As if it’s not enough to be alone in the world, orphaned superheroes have horrific origin stories. In Up in Flames, a strip commissioned for the exhibition, Phoenix flashes back to the childhood traumas that set Superman, Tarzan, Little Orphan Annie, Magnus Robot Fighter, Barefoot Gen, Batman, Astro Boy and Black Panther on the lonely path to herohood. ‘To test our heroes and make them prove their mettle,’ he explains, ‘they have to endure the worst possible challenges.’ None can be worse than those endured by six-year-old Barefoot Gen, a survivor of Hiroshima like his creator Keiji Nakazawa; compared with the aftermath of Little Boy, the emotional fallout for Batman of seeing his parents shot by muggers in an alley seems relatively manageable. ‘…DEAD! THEY’RE D... DEAD,’ sobs the boy Bruce Wayne in episode one. A few frames later the grown-up Wayne announces: ‘Dad’s estate left me wealthy’, giving him the means to pursue his crime-busting mission.

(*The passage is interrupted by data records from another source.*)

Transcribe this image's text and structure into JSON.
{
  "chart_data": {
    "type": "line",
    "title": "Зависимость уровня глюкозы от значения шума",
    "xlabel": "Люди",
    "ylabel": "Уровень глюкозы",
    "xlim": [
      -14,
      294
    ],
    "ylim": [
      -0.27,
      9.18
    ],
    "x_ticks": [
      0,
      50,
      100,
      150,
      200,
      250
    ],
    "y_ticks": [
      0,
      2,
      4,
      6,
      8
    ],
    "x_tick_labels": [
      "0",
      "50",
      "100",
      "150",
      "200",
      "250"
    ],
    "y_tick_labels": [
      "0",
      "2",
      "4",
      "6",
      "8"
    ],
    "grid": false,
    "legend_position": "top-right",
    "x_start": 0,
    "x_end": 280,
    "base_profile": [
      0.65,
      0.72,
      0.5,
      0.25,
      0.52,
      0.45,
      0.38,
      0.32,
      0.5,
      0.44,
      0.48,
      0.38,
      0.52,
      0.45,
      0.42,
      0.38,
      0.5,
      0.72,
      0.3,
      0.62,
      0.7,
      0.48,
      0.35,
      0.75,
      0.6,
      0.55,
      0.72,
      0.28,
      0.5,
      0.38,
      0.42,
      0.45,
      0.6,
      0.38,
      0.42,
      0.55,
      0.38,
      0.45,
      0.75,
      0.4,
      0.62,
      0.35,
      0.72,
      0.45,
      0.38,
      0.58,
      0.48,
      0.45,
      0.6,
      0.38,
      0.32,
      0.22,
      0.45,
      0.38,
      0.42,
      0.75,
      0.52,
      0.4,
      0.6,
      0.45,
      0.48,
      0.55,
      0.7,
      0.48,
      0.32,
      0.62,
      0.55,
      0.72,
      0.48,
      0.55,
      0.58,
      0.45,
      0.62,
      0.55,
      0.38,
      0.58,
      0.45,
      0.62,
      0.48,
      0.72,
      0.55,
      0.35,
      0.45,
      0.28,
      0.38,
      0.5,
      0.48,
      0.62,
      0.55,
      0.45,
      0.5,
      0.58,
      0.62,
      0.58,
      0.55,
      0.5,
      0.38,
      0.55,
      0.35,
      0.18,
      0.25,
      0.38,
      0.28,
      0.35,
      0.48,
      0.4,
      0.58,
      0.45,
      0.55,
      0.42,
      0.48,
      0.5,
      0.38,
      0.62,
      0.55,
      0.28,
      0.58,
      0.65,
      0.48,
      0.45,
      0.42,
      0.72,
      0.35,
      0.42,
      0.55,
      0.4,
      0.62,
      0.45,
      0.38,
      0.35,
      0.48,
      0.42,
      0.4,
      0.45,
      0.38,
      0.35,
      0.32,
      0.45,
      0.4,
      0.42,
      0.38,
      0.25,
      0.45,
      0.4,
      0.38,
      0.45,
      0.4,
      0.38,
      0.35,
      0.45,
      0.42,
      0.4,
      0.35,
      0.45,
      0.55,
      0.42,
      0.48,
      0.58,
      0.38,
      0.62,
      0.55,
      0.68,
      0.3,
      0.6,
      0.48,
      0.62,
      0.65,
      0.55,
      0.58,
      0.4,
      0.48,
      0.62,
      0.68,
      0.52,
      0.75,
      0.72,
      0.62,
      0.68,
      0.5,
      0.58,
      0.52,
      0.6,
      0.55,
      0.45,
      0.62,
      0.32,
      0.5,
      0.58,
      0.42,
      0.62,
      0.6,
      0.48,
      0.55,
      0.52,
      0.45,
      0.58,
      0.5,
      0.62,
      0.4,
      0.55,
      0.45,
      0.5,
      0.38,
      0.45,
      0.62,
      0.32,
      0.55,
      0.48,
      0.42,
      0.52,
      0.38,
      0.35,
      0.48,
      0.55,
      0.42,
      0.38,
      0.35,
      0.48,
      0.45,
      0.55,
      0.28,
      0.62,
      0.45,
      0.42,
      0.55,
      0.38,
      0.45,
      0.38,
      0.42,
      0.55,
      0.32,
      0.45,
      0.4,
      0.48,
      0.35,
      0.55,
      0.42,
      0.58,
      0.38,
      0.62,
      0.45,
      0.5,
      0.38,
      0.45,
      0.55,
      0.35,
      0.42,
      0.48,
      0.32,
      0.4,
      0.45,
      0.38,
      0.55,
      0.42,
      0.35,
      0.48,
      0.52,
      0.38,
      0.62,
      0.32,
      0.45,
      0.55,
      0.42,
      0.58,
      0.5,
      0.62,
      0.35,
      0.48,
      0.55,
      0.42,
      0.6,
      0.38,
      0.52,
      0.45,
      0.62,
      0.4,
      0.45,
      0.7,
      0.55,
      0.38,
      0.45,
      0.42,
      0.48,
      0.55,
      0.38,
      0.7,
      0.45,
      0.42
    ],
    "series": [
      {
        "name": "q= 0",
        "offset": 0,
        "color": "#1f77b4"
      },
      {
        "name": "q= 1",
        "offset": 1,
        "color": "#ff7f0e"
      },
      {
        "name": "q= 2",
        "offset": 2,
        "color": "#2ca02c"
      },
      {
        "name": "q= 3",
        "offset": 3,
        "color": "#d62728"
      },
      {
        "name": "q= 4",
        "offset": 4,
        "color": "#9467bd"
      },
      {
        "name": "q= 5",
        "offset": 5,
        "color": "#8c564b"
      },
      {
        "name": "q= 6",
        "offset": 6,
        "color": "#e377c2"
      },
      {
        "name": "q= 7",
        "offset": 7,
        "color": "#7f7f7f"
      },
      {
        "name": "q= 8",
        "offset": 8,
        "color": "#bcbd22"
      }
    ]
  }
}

As the adopted son of respectable Smallville couple Jonathan and Martha Kent, Superman is also comfortably off but suffers, like other cartoon characters torn from their roots, from a conflicted sense of self. ‘Who am I? Where am I? Why am I wearing this strange costume?’ he asks himself in one strip from the 1960s; in another, Clark Kent threatens to walk out on him: ‘Go find yourself another alter-ego, Superman! I’m tired of being your fall guy! I’m leaving you… Forever!’ Identity crises are part of the superhero package. I was more disturbed by the discovery that Superman’s outfit was hand-knitted for him by Martha from the blankets lining his original space capsule. Knitted! I can never think of him in the same way again.

Superman’s rural upbringing is unusual; urban alleys are the natural haunts of parentless heroes. Jim Rugg and Brian Maruca’s 12-year-old Street Angel Jesse Sanchez is as resourceful and resilient as an alley cat: ‘In Wilkesborough, Angel City’s worst ghetto, she fights ninjas, drugs, nepotism, and pre-algebra…’ The orphaned brothers of Taiyo Matsumoto’s manga series Tekkonkinkreet also survive in the concrete jungle, battling the Yakuza for the soul of Treasure Town: Shiro (White) and Kuro (Black) function as a good cop/bad cop act. As well as a dynamic draughtsman, Matsumoto is an accomplished painter. The watercolour illustrations to his manga series Sunny, about a group of friends from a children’s home who make their base in an abandoned Nissan Datsun Sunny, are marvellously evocative. The artist spent six years in a similar home.

Mastumoto’s is not the only autobiographical contribution to the genre. In her graphic novel Palimpsest, Swedish-Korean adoptee Lisa Wool-Rim Sjoblom tells the painful story of her personal search for her Korean birth parents. Not all parentless kids can be caped crusaders, but they need a certain kind of heroism.